Im Trend liegen geprimerte Skikanten
Neuere Entwicklungen sind die geprimerten oder gestrahlten und geprimerten Kanten, die schon bei der Kantenproduktion einen Epoxy- oder PU-Primer-Auftrag bekommen, mit der Absicht, die Verbindung der Kante mit den Kunststoffen in der Skikonstruktion zu verbessern. Das Kantenprofil wird exakt auf die Skikonstruktion abgestimmt. Das hat zur Folge, dass C. D. Wälzholz mehr als 170 Kantenformen für Ski- und Snowboardhersteller produziert.

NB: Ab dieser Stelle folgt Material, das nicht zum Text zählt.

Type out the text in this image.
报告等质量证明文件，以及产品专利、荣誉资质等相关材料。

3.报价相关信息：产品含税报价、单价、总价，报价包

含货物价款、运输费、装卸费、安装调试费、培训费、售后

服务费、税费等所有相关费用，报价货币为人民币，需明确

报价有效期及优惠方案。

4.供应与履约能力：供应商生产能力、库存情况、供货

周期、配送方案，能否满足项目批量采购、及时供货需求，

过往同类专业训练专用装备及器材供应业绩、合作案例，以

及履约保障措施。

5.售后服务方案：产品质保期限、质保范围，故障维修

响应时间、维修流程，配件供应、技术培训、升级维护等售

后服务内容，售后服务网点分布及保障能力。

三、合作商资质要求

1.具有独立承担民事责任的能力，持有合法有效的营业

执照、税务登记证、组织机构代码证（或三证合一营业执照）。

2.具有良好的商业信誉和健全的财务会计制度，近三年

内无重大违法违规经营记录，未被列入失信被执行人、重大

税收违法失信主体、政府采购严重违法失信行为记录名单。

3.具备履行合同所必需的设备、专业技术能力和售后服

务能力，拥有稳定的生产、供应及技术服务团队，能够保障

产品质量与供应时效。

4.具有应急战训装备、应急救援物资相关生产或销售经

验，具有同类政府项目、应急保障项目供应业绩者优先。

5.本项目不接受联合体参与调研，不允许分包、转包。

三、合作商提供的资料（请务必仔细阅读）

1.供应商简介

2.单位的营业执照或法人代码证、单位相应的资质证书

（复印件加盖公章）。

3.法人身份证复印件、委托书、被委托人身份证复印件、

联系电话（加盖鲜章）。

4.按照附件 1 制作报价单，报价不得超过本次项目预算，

Kohlenstoffstähle mit hohem Reinheitsgrad erhöhen die Dauerfestigkeit der Skikanten
Wegen der hohen Verschleißgefährdung und aufgrund der Verarbeitungseigenschaften erweist sich insbesondere der Stahl als besonders leistungsfähig. Heute werden vor allem Kohlenstoffstähle mit hohem Reinheitsgrad und hoher Gleichmäßigkeit eingesetzt, wobei die Zähigkeit und Härte erhöht und damit die Dauerfestigkeit erhöht wird. Die Härte liegt dabei zwischen 45 und 52 HRC, je nach Skikonstruktion und Anspruch des Skiherstellers. Die heutigen Kohlenstoffstähle weisen C-Gehalte von 0,5 bis 1,0% auf.